In parallel, Berkshire exited its positions in Amazon and Domino's Pizza during the first quarter, signaling selective pruning even as the company strengthened its core holdings. Abel's willingness to concentrate capital in Apple and Alphabet—both of which trade at premium valuations—reflects what the article frames as "prudent capital allocation rather than momentum-driven decisions." Both companies possess what Berkshire seeks: durable competitive moats, exceptional cash generation, quality management teams oriented toward long-term value creation, and reasonable valuations relative to their growth potential in a market environment where many technology and AI-related names carry stretched valuations driven by speculative enthusiasm. Abel's first year as CEO thus demonstrates continuity with Buffett's investment philosophy while signaling a deliberate pivot toward the artificial intelligence landscape through two of its most established and defensible participants.
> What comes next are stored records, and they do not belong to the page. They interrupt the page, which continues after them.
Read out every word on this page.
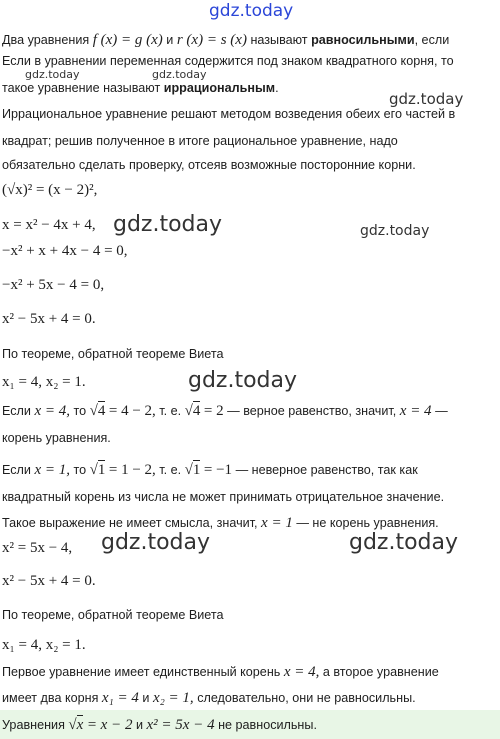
gdz.today
Два уравнения f (x) = g (x) и r (x) = s (x) называют равносильными, если
Если в уравнении переменная содержится под знаком квадратного корня, то
gdz.today	gdz.today
такое уравнение называют иррациональным.
gdz.today
Иррациональное уравнение решают методом возведения обеих его частей в
квадрат; решив полученное в итоге рациональное уравнение, надо
обязательно сделать проверку, отсеяв возможные посторонние корни.
(√x)² = (x − 2)²,
x = x² − 4x + 4, gdz.today	gdz.today
−x² + x + 4x − 4 = 0,
−x² + 5x − 4 = 0,
x² − 5x + 4 = 0.
По теореме, обратной теореме Виета
x₁ = 4, x₂ = 1.	gdz.today
Если x = 4, то √4 = 4 − 2, т. е. √4 = 2 — верное равенство, значит, x = 4 —
корень уравнения.
Если x = 1, то √1 = 1 − 2, т. е. √1 = −1 — неверное равенство, так как
квадратный корень из числа не может принимать отрицательное значение.
Такое выражение не имеет смысла, значит, x = 1 — не корень уравнения.
x² = 5x − 4, gdz.today	gdz.today
x² − 5x + 4 = 0.
По теореме, обратной теореме Виета
x₁ = 4, x₂ = 1.
Первое уравнение имеет единственный корень x = 4, а второе уравнение
имеет два корня x₁ = 4 и x₂ = 1, следовательно, они не равносильны.
Уравнения √x = x − 2 и x² = 5x − 4 не равносильны.
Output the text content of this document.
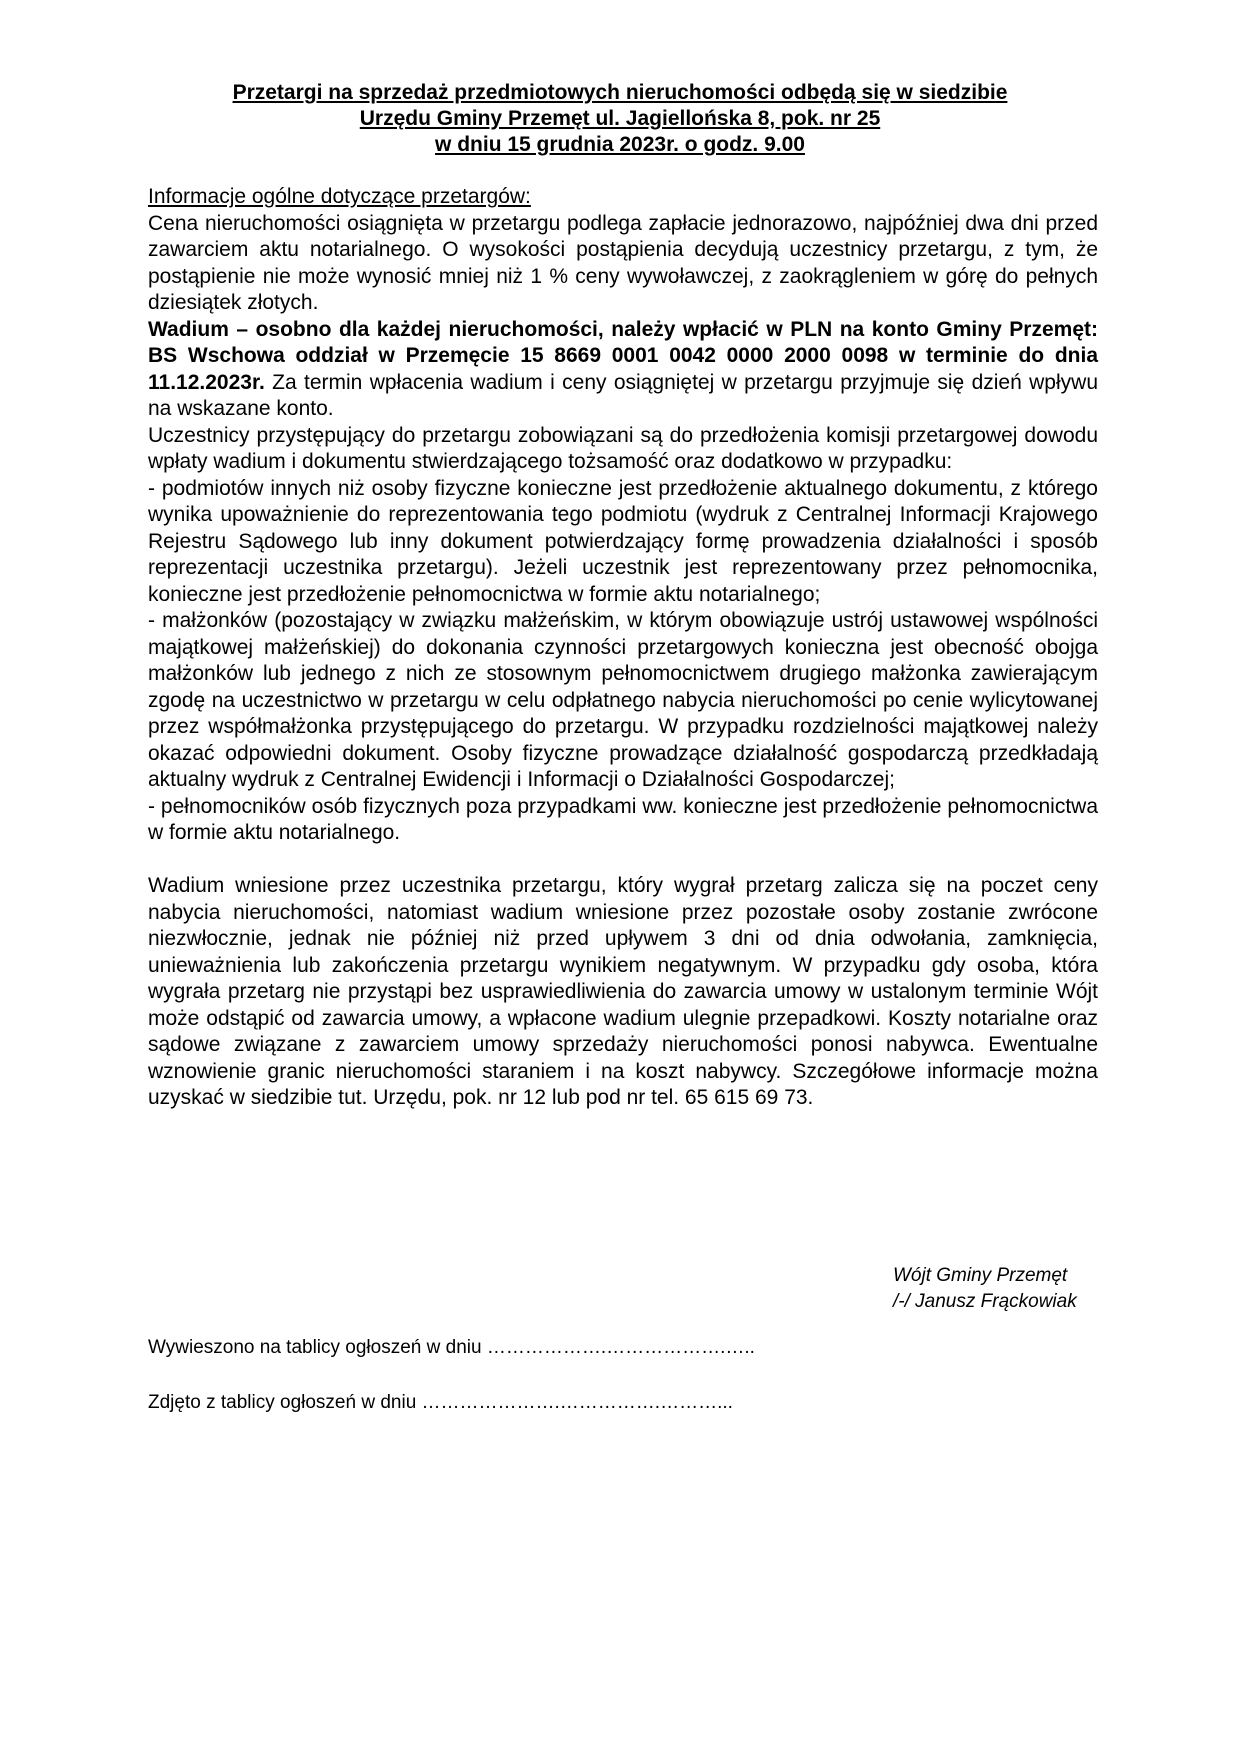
Przetargi na sprzedaż przedmiotowych nieruchomości odbędą się w siedzibie
Urzędu Gminy Przemęt ul. Jagiellońska 8, pok. nr 25
w dniu 15 grudnia 2023r. o godz. 9.00

Informacje ogólne dotyczące przetargów:

Cena nieruchomości osiągnięta w przetargu podlega zapłacie jednorazowo, najpóźniej dwa dni przed zawarciem aktu notarialnego. O wysokości postąpienia decydują uczestnicy przetargu, z tym, że postąpienie nie może wynosić mniej niż 1 % ceny wywoławczej, z zaokrągleniem w górę do pełnych dziesiątek złotych.

Wadium – osobno dla każdej nieruchomości, należy wpłacić w PLN na konto Gminy Przemęt: BS Wschowa oddział w Przemęcie 15 8669 0001 0042 0000 2000 0098 w terminie do dnia 11.12.2023r. Za termin wpłacenia wadium i ceny osiągniętej w przetargu przyjmuje się dzień wpływu na wskazane konto.

Uczestnicy przystępujący do przetargu zobowiązani są do przedłożenia komisji przetargowej dowodu wpłaty wadium i dokumentu stwierdzającego tożsamość oraz dodatkowo w przypadku:

- podmiotów innych niż osoby fizyczne konieczne jest przedłożenie aktualnego dokumentu, z którego wynika upoważnienie do reprezentowania tego podmiotu (wydruk z Centralnej Informacji Krajowego Rejestru Sądowego lub inny dokument potwierdzający formę prowadzenia działalności i sposób reprezentacji uczestnika przetargu). Jeżeli uczestnik jest reprezentowany przez pełnomocnika, konieczne jest przedłożenie pełnomocnictwa w formie aktu notarialnego;

- małżonków (pozostający w związku małżeńskim, w którym obowiązuje ustrój ustawowej wspólności majątkowej małżeńskiej) do dokonania czynności przetargowych konieczna jest obecność obojga małżonków lub jednego z nich ze stosownym pełnomocnictwem drugiego małżonka zawierającym zgodę na uczestnictwo w przetargu w celu odpłatnego nabycia nieruchomości po cenie wylicytowanej przez współmałżonka przystępującego do przetargu. W przypadku rozdzielności majątkowej należy okazać odpowiedni dokument. Osoby fizyczne prowadzące działalność gospodarczą przedkładają aktualny wydruk z Centralnej Ewidencji i Informacji o Działalności Gospodarczej;

- pełnomocników osób fizycznych poza przypadkami ww. konieczne jest przedłożenie pełnomocnictwa w formie aktu notarialnego.

Wadium wniesione przez uczestnika przetargu, który wygrał przetarg zalicza się na poczet ceny nabycia nieruchomości, natomiast wadium wniesione przez pozostałe osoby zostanie zwrócone niezwłocznie, jednak nie później niż przed upływem 3 dni od dnia odwołania, zamknięcia, unieważnienia lub zakończenia przetargu wynikiem negatywnym. W przypadku gdy osoba, która wygrała przetarg nie przystąpi bez usprawiedliwienia do zawarcia umowy w ustalonym terminie Wójt może odstąpić od zawarcia umowy, a wpłacone wadium ulegnie przepadkowi. Koszty notarialne oraz sądowe związane z zawarciem umowy sprzedaży nieruchomości ponosi nabywca. Ewentualne wznowienie granic nieruchomości staraniem i na koszt nabywcy. Szczegółowe informacje można uzyskać w siedzibie tut. Urzędu, pok. nr 12 lub pod nr tel. 65 615 69 73.

Wójt Gminy Przemęt
/-/ Janusz Frąckowiak
Wywieszono na tablicy ogłoszeń w dniu ……………….……………….…..
Zdjęto z tablicy ogłoszeń w dniu ………………….…………….………...
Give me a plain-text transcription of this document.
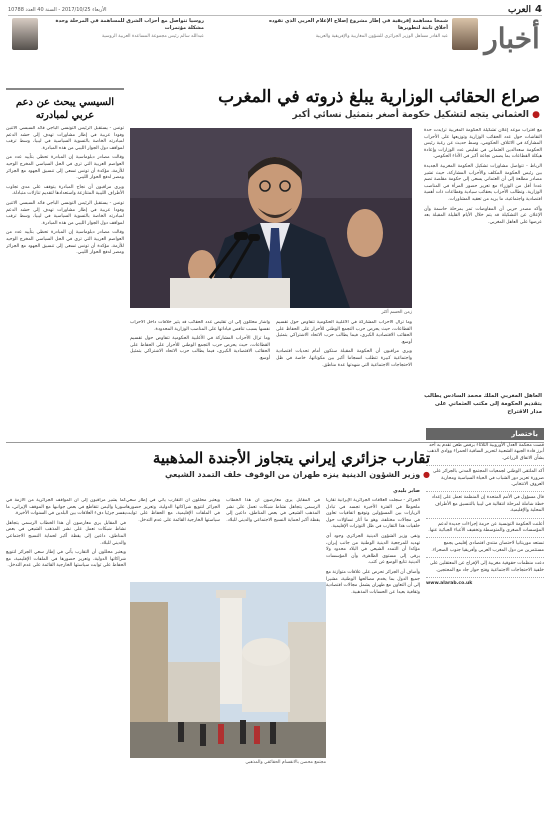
4
العرب
الأربعاء 2017/10/25 - السنة 40 العدد 10788
أخبار
شمخا مساهمة إفريقية في إطار مشروع إصلاح الإعلام العربي الذي تقوده أخلاق ثابتة لتطويرها
عبد القادر مساهل الوزير الجزائري للشؤون المغاربية والإفريقية والعربية
روسيا تتواصل مع أحزاب الشرق للمساهمة في المرحلة وحدة مشكلة مؤتمرات
عبدالله سالم رئيس مجموعة المساعدة العربية الروسية
صراع الحقائب الوزارية يبلغ ذروته في المغرب
● العثماني يتجه لتشكيل حكومة أصغر بتمثيل نسائي أكبر
زمن الحسم أكثر

مع اقتراب موعد إعلان تشكيلة الحكومة المغربية تزايدت حدة النقاشات حول عدد الحقائب الوزارية وتوزيعها على الأحزاب المشاركة في الائتلاف الحكومي، وسط حديث عن رغبة رئيس الحكومة سعدالدين العثماني في تقليص عدد الوزارات وإعادة هيكلة القطاعات بما يضمن نجاعة أكبر في الأداء الحكومي.

الرباط - تتواصل مشاورات تشكيل الحكومة المغربية الجديدة بين رئيس الحكومة المكلف والأحزاب المشاركة، حيث تشير مصادر مطلعة إلى أن العثماني يسعى إلى حكومة مقلصة تضم عددا أقل من الوزراء مع تعزيز حضور المرأة في المناصب الوزارية. وتطالب الأحزاب بحقائب سيادية وقطاعات ذات أهمية اقتصادية واجتماعية، ما يزيد من تعقيد المشاورات.

وأكد مصدر حزبي أن المفاوضات تمر بمرحلة حاسمة وأن الإعلان عن التشكيلة قد يتم خلال الأيام القليلة المقبلة بعد عرضها على العاهل المغربي.

وما تزال الأحزاب المشاركة في الأغلبية الحكومية تتفاوض حول تقسيم القطاعات، حيث يحرص حزب التجمع الوطني للأحرار على الحفاظ على الحقائب الاقتصادية الكبرى، فيما يطالب حزب الاتحاد الاشتراكي بتمثيل أوسع.

ويرى مراقبون أن الحكومة المقبلة ستكون أمام تحديات اقتصادية واجتماعية كبيرة تتطلب انسجاما أكبر بين مكوناتها، خاصة في ظل الاحتجاجات الاجتماعية التي شهدتها عدة مناطق.

وأشار محللون إلى أن تقليص عدد الحقائب قد يثير خلافات داخل الأحزاب نفسها بسبب تنافس قياداتها على المناصب الوزارية المحدودة.

وما تزال الأحزاب المشاركة في الأغلبية الحكومية تتفاوض حول تقسيم القطاعات، حيث يحرص حزب التجمع الوطني للأحرار على الحفاظ على الحقائب الاقتصادية الكبرى، فيما يطالب حزب الاتحاد الاشتراكي بتمثيل أوسع.

العاهل المغربي الملك محمد السادس يطالب بتقديم الحكومة إلى مكتب العثماني على مدار الاقتراح
السيسي يبحث عن دعم عربي لمبادرته

تونس - يستقبل الرئيس التونسي الباجي قائد السبسي الاثنين وفودا عربية في إطار مشاورات تهدف إلى حشد الدعم لمبادرته الخاصة بالتسوية السياسية في ليبيا، وسط ترقب لمواقف دول الجوار الليبي من هذه المبادرة.

وقالت مصادر دبلوماسية إن المبادرة تحظى بتأييد عدد من العواصم العربية التي ترى في الحل السياسي المخرج الوحيد للأزمة، مؤكدة أن تونس تسعى إلى تنسيق الجهود مع الجزائر ومصر لدفع الحوار الليبي.

ويرى مراقبون أن نجاح المبادرة يتوقف على مدى تجاوب الأطراف الليبية المتنازعة واستعدادها لتقديم تنازلات متبادلة.

تونس - يستقبل الرئيس التونسي الباجي قائد السبسي الاثنين وفودا عربية في إطار مشاورات تهدف إلى حشد الدعم لمبادرته الخاصة بالتسوية السياسية في ليبيا، وسط ترقب لمواقف دول الجوار الليبي من هذه المبادرة.

وقالت مصادر دبلوماسية إن المبادرة تحظى بتأييد عدد من العواصم العربية التي ترى في الحل السياسي المخرج الوحيد للأزمة، مؤكدة أن تونس تسعى إلى تنسيق الجهود مع الجزائر ومصر لدفع الحوار الليبي.

تقارب جزائري إيراني يتجاوز الأجندة المذهبية
● وزير الشؤون الدينية ينزه طهران من الوقوف خلف التمدد الشيعي
صابر بليدي

الجزائر - سجلت العلاقات الجزائرية الإيرانية تقاربا ملحوظا في الفترة الأخيرة تجسد في تبادل الزيارات بين المسؤولين وتوقيع اتفاقيات تعاون في مجالات مختلفة، وهو ما أثار تساؤلات حول خلفيات هذا التقارب في ظل التوترات الإقليمية.

ونفى وزير الشؤون الدينية الجزائري وجود أي تهديد للمرجعية الدينية الوطنية من جانب إيران، مؤكدا أن التمدد الشيعي في البلاد محدود ولا يرقى إلى مستوى الظاهرة، وأن المؤسسات الدينية تتابع الوضع عن كثب.

وأضاف أن الجزائر تحرص على علاقات متوازنة مع جميع الدول بما يخدم مصالحها الوطنية، مشيرا إلى أن التعاون مع طهران يشمل مجالات اقتصادية وثقافية بعيدا عن الحسابات المذهبية.

في المقابل يرى معارضون أن هذا الخطاب الرسمي يتجاهل نشاط شبكات تعمل على نشر المذهب الشيعي في بعض المناطق، داعين إلى يقظة أكبر لحماية النسيج الاجتماعي والديني للبلاد.

ويعتبر محللون أن التقارب يأتي في إطار سعي الجزائر لتنويع شراكاتها الدولية، وتعزيز حضورها في الملفات الإقليمية، مع الحفاظ على ثوابت سياستها الخارجية القائمة على عدم التدخل.

كما يشير مراقبون إلى أن المواقف الجزائرية من الأزمة في سوريا واليمن تتقاطع في بعض جوانبها مع الموقف الإيراني، ما يفسر جزئيا دفء العلاقات بين البلدين في السنوات الأخيرة.

في المقابل يرى معارضون أن هذا الخطاب الرسمي يتجاهل نشاط شبكات تعمل على نشر المذهب الشيعي في بعض المناطق، داعين إلى يقظة أكبر لحماية النسيج الاجتماعي والديني للبلاد.

ويعتبر محللون أن التقارب يأتي في إطار سعي الجزائر لتنويع شراكاتها الدولية، وتعزيز حضورها في الملفات الإقليمية، مع الحفاظ على ثوابت سياستها الخارجية القائمة على عدم التدخل.

مجتمع محصن بالانقسام الحقائقي والمذهبي
باختصار
قضت محكمة العدل الأوروبية الثلاثاء برفض طعن تقدم به أحد أبرز قادة الجبهة الشعبية لتحرير الساقية الحمراء ووادي الذهب بشأن الاتفاق الزراعي.
أكد الملتقى الوطني لجمعيات المجتمع المدني بالجزائر على ضرورة تعزيز دور الشباب في الحياة السياسية ومحاربة العزوف الانتخابي.
قال مسؤول في الأمم المتحدة إن المنظمة تعمل على إعداد خطة شاملة لمرحلة انتقالية في ليبيا بالتنسيق مع الأطراف المحلية والإقليمية.
أعلنت الحكومة التونسية عن حزمة إجراءات جديدة لدعم المؤسسات الصغرى والمتوسطة وتخفيف الأعباء الجبائية عنها.
تستعد موريتانيا لاحتضان منتدى اقتصادي إقليمي يجمع مستثمرين من دول المغرب العربي وأفريقيا جنوب الصحراء.
دعت منظمات حقوقية مغربية إلى الإفراج عن المعتقلين على خلفية الاحتجاجات الاجتماعية وفتح حوار جاد مع المحتجين.
www.alarab.co.uk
Greg Abel's assumption of the CEO role at Berkshire Hathaway marks the end of Warren Buffett's five-decade tenure and the beginning of a new investment strategy that, while rooted in Buffett's core principles, shows Abel's own conviction in artificial intelligence as a long-term opportunity. The concentration of nearly 30% of Berkshire's $351 billion(約56兆円) portfolio in Apple and Alphabet is striking precisely because it breaks from Berkshire's historical caution toward volatile technology stocks. However, the article frames this not as a departure from Buffett's philosophy but as an extension of it—applied to what Abel views as exceptional businesses with durable competitive advantages rather than speculative AI plays.
Alphabet's appeal under Abel's leadership appears rooted in its dominance in search advertising, its diversification into YouTube, Google Cloud Platform, and consumer electronics, and its scale as a platform capable of monetizing AI capabilities across multiple revenue streams. The speed and scale of Abel's purchases—tripling the position in Q1 and then committing $10 billion(約1.6兆円) to the company's $80 billion(約13兆円) equity raise—suggest a level of conviction that goes beyond passive reallocation. Apple's retention as the portfolio's largest holding, despite Berkshire's multi-year trim of the position, signals Abel's belief in the company's ecosystem lock-in, cash generation, and optionality in AI-enhanced devices and services. Both positions reflect a valuation discipline: the article argues that Apple's ~36× forward P/E and Alphabet's ~25× forward P/E are justified by their business quality relative to the broader market's stretched valuations driven by speculative enthusiasm.